Las ramas negras de los árboles delimitaban un tiempo aparte, sus cimas aún desnudas apuntaban hacia un cielo blanco y alto que discurría por encima de ellas, cielo de otra latitud, estrechamente demarcado por los senderos, cortado del mundo y olvidado como un golfo sin salida. Las voces de los pájaros, veladas y perdidas en los espacios, dibujaban el contorno de un silencio pesado y gris, reflejado del revés en el agua tranquila del estanque, y el mundo se precipitaba ciegamente en ese reflejo, en ese sueño todopoderoso: zarcillos de los árboles al revés huyendo hacia el infinito, palor movedizo sin término y sin límite.

13

Con la cabeza alta, frío y completamente dueño de mí, me hice anunciar. Me pasaron a un hall invadido por una tamizada claridad. Reinaba allí una penumbra estremecida de un lujo discreto. Por una ventana abierta, orificio de una flauta, entraban bocanadas de aire desde el jardín, ligeramente perfumado como el aire de una habitación de enfermo. El soplo invisible penetrando a través de las cortinas suavemente hinchadas, animaba los objetos que se despertaban con un suspiro, arpegios angustiados recorrían las filas de vasos venecianos en una gran vitrina, las hojas de los tapices crujían, inquietas y plateadas.

Después las paredes se apagaban, volvían a sumirse en la penumbra, y su sueño tapizado, desde hace mucho tiempo encerrado entre esos tallos, despertaba súbitamente en un delirio de aromas; así, a través de las praderas calcinadas de antiguos herbarios pasan vuelos de colibríes y manadas de bisontes, incendios de estepas y caballos, una cabellera atada a la silla de montar.

Extraño. Esos antiguos interiores no pueden encontrar la paz fuera de su pasado oscuro y convulso: en su silencio, historias consumadas, terminadas, intentan representarse una vez más, las mismas situaciones componiendo variantes infinitas, representadas ad nauseam por la dialéctica estéril de las tapicerías. Su silencio podrido y desmoralizado se descompone en el transcurso de meditaciones solitarias y recorre las paredes donde provoca oscuros relámpagos. ¿Por qué ocultarlo? ¿No había que calmar aquí, cada noche, emociones demasiado violentas, paroxismos de fiebre que aliviaban inyecciones de drogas secretas, drogas que llevaban a paisajes insospechados, tranquilos y dulces, más allá de los tapices, donde brillaban los reflejos de aguas lejanas?
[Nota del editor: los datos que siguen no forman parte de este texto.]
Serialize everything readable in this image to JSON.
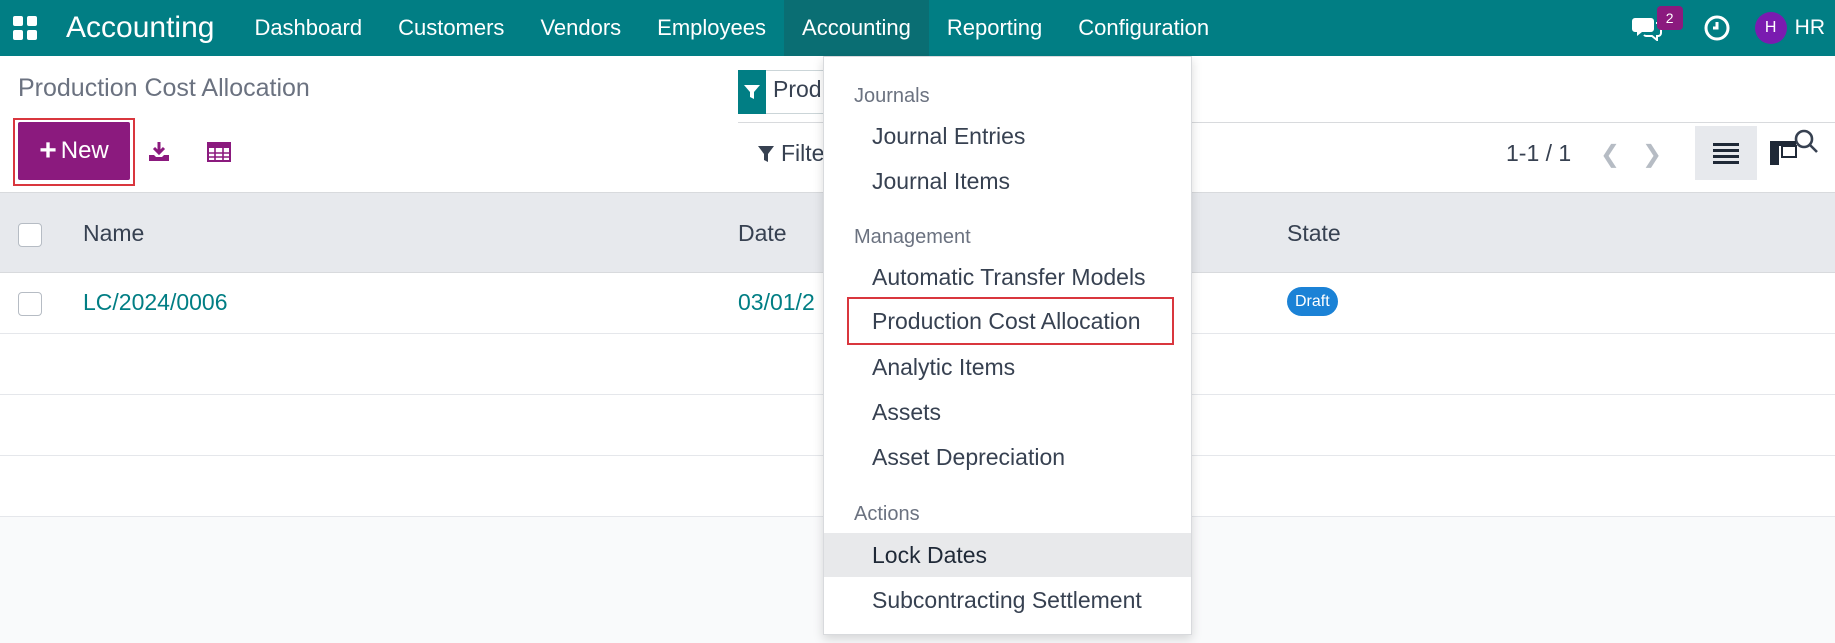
{
  "navbar": {
    "brand": "Accounting",
    "menu": [
      "Dashboard",
      "Customers",
      "Vendors",
      "Employees",
      "Accounting",
      "Reporting",
      "Configuration"
    ],
    "chat_count": "2",
    "avatar_initial": "H",
    "user_initials": "HR",
    "color": "#017e84"
  },
  "control": {
    "page_title": "Production Cost Allocation",
    "new_label": "New",
    "search_facet": "Prod",
    "filter_label": "Filte",
    "pager": "1-1 / 1"
  },
  "table": {
    "headers": [
      "Name",
      "Date",
      "State"
    ],
    "rows": [
      {
        "name": "LC/2024/0006",
        "date": "03/01/2",
        "state": "Draft"
      }
    ]
  },
  "dropdown": {
    "sections": [
      {
        "title": "Journals",
        "items": [
          "Journal Entries",
          "Journal Items"
        ]
      },
      {
        "title": "Management",
        "items": [
          "Automatic Transfer Models",
          "Production Cost Allocation",
          "Analytic Items",
          "Assets",
          "Asset Depreciation"
        ]
      },
      {
        "title": "Actions",
        "items": [
          "Lock Dates",
          "Subcontracting Settlement"
        ]
      }
    ]
  },
  "colors": {
    "brand_purple": "#8b1a7e",
    "highlight_red": "#d9363e",
    "draft_blue": "#1b82d6"
  }
}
Oí un ruido. Precedido por el lacayo, descendía la escalera. Era de baja estatura, aunque fuerte; de ademanes sobrios, parecía ciego detrás del reflejo de sus grandes gafas con montura de carey. Por primera vez me encontraba cara a cara con él. Era impenetrable, mas, después de mis primeras palabras, vi no sin satisfacción que dos arrugas de sufrimiento y amargura le marcaban el rostro. Mientras que, protegido por el bastión de sus gafas, se confeccionaba la máscara de una suprema invulnerabilidad, vi cómo se deslizaba entre los pliegues de esa máscara el pálido horror. Poco a poco, pareció interesado; por su expresión atenta comprendí que solamente ahora comenzaba a apreciarme en mi justo valor. Me hizo entrar en su despacho situado al lado del hall. Cuando entrábamos, pude ver cómo una mujer vestida de blanco se apartaba, inquieta, como si hubiera sido sorprendida escuchando tras la puerta, y después se alejaba hacia el fondo de la casa. ¿Era la institutriz de Bianka? Al franquear el umbral de la pieza, me pareció que entraba en una jungla. Allí reinaba un crepúsculo glauco rayado por las sombras de los estores cerrados. Las paredes estaban cubiertas de cuadros de botánica, en grandes jaulas retozaban pequeños pájaros de todos los colores. Queriendo sin duda ganar tiempo, se puso a explicarme las armas primitivas: jabalinas, boomerangs y tomahawks dispuestos sobre las paredes. Mi sensible olfato me permitió detectar el olor del curare[38]. En el momento en que manipulaba una especie de alabarda primitiva, le recomendé la mayor precaución, y, en apoyo de mi puesta en guardia, saqué súbitamente mi pistola. Un poco sorprendido, dejó su arma con una sonrisa desagradable. Nos sentamos en torno a un enorme escritorio de ébano. Rechacé el cigarro que me ofrecía alegando mi abstinencia. Tantas precauciones me valieron al fin su aprobación. Con el cigarro colgando de la comisura de sus labios, me observaba con una sombría benevolencia que me hacía desconfiar. Sacó un talonario de cheques y —hojeándolo con un aire de indiferencia— me propuso inesperadamente un compromiso, adelantando una cifra de múltiples ceros, mientras que me miraba de soslayo. Mi sonrisa irónica le hizo abandonar ese tema.